Wir erreichten gegen sechs Uhr das dritte Lager und waren erstaunt, daß in dem großen Zelt sich die Eingeborenen drängten, als ob sie auf irgend eine Ceremonie oder ein Schauspiel warteten. Unser Dolmetscher teilte uns mit, daß eine Eheschließung stattfinden solle, und anstatt, wie wir beabsichtigt, unser Quartier in einem weniger besetzten Zelte aufzuschlagen, beschlossen wir zu 164 bleiben, um zu sehen, in welcher Weise dieser Ritus von einem uncivilisierten, barbarischen Volke gefeiert werden würde.

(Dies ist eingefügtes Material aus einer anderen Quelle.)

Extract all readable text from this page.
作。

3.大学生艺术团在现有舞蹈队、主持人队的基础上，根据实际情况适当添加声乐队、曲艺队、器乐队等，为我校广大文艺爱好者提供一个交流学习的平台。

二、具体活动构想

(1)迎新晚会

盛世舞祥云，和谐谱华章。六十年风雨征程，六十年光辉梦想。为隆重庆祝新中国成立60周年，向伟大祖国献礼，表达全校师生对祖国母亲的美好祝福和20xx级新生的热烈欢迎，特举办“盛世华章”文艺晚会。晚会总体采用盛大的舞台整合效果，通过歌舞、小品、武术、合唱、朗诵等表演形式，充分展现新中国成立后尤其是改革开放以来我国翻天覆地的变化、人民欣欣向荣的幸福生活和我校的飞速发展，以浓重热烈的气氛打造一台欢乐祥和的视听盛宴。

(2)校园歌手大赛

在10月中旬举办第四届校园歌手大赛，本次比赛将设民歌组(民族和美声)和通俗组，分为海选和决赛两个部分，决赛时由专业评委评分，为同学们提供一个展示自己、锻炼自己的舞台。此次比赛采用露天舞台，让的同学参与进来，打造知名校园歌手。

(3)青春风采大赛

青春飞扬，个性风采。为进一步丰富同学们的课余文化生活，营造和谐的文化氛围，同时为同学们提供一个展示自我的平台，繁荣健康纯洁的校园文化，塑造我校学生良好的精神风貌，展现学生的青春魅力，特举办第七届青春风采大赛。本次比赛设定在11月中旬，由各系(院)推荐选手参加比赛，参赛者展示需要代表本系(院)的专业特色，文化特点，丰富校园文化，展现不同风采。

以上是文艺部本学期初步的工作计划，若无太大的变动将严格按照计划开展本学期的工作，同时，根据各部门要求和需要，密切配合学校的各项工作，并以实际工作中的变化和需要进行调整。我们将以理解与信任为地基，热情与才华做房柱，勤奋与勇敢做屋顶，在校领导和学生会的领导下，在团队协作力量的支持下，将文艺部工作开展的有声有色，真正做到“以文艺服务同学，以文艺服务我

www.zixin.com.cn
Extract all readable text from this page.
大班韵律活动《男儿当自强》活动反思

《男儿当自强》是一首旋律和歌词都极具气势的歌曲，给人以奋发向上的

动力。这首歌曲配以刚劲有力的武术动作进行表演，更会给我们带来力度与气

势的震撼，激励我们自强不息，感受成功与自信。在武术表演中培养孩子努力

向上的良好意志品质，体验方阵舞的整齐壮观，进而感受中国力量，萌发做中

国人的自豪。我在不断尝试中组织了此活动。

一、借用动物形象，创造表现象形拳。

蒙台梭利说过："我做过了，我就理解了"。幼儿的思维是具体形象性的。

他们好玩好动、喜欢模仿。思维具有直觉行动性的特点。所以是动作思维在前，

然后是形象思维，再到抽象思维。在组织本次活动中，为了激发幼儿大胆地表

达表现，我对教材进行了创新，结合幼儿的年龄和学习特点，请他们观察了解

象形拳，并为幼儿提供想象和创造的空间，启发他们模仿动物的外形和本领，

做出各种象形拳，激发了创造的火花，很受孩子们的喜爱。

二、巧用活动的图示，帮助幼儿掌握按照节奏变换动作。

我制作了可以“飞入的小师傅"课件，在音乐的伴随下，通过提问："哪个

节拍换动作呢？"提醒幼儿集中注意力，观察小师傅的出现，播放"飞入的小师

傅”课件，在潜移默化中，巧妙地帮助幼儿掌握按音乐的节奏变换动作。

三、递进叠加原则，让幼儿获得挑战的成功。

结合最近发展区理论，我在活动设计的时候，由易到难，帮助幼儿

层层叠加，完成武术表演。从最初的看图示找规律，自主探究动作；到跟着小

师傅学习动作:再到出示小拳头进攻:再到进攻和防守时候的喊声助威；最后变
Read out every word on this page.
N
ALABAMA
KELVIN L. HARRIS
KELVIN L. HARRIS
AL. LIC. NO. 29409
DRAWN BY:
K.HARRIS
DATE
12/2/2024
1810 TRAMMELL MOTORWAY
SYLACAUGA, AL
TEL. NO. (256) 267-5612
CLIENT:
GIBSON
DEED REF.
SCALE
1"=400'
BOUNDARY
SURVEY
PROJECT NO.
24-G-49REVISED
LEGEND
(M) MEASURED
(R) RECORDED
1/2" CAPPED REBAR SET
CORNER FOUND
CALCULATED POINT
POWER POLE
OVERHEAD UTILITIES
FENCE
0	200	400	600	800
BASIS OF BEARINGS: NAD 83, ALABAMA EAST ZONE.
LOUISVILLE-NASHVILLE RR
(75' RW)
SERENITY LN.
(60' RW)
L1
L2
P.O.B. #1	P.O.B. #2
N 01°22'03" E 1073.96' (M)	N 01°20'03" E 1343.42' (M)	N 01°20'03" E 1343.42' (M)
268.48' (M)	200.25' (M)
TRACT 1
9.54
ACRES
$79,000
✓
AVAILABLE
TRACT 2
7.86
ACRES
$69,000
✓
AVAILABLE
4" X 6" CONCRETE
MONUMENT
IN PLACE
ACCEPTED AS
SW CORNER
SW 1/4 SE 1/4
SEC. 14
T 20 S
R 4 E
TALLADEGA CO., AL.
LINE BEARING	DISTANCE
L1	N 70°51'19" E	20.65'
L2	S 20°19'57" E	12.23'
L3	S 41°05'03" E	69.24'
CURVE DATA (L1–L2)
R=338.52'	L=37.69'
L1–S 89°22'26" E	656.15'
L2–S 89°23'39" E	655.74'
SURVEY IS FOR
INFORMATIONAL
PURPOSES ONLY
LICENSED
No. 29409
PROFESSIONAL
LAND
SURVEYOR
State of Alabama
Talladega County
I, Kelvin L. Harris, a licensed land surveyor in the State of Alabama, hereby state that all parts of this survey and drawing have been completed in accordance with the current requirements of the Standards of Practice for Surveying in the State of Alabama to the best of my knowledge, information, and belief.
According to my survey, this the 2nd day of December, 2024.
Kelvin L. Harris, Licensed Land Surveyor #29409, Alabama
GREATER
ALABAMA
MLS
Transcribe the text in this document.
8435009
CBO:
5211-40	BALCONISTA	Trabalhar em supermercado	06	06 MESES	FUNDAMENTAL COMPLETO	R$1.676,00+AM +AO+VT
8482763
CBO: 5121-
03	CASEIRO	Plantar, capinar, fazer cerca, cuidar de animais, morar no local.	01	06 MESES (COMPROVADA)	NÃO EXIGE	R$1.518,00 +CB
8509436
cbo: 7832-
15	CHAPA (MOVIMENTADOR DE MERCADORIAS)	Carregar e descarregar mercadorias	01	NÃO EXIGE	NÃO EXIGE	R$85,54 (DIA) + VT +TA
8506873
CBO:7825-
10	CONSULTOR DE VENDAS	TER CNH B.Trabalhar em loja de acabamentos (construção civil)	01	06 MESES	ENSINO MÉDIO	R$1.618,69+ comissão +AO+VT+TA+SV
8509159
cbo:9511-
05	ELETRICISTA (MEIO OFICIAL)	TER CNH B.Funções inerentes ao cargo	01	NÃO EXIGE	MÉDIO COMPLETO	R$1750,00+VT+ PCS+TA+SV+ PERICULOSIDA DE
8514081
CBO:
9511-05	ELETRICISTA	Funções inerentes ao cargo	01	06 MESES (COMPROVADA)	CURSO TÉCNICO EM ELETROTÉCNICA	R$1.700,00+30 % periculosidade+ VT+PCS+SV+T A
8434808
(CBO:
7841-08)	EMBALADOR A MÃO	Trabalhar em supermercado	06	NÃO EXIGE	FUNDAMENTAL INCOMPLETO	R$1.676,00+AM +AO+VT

Diese Ceremonie der Korjäken ist wegen ihrer Originalität und der vollständigen Nichtachtung der Gefühle des Bräutigams bemerkenswert. In keinem andern Lande giebt es ein so merkwürdiges Gemisch von Verstand und Abgeschmacktheit wie das, welches in dem sozialen Leben der Korjäken mit dem Namen Heirat beehrt wird, und in keinem andern Lande, wir wollen's wenigstens hoffen, wird der Bräutigam solch demütigenden Unwürdigkeiten unterworfen. Einer Trauung beizuwohnen ist oder sollte für jeden jungen Mann etwas sehr Ernstes sein, aber einen einigermaßen empfindsamen Korjäken muß es geradezu mit Schrecken erfüllen. Ein Trauschein (wenn es bei den Korjäken solche Dokumente giebt) ist meiner Ansicht nach genügender Beweis für Tapferkeit, die sich bei einem Manne, der zwei- oder dreimal heiratet, zu vollständigem Heldenmut steigern muß. Ich habe einen Korjäken in Kamtschatka gekannt, der vier Frauen gehabt, und seine Bravour flößte mir soviel Respekt ein, als wenn er zu den Sechshundert bei Balaklava gehört hätte.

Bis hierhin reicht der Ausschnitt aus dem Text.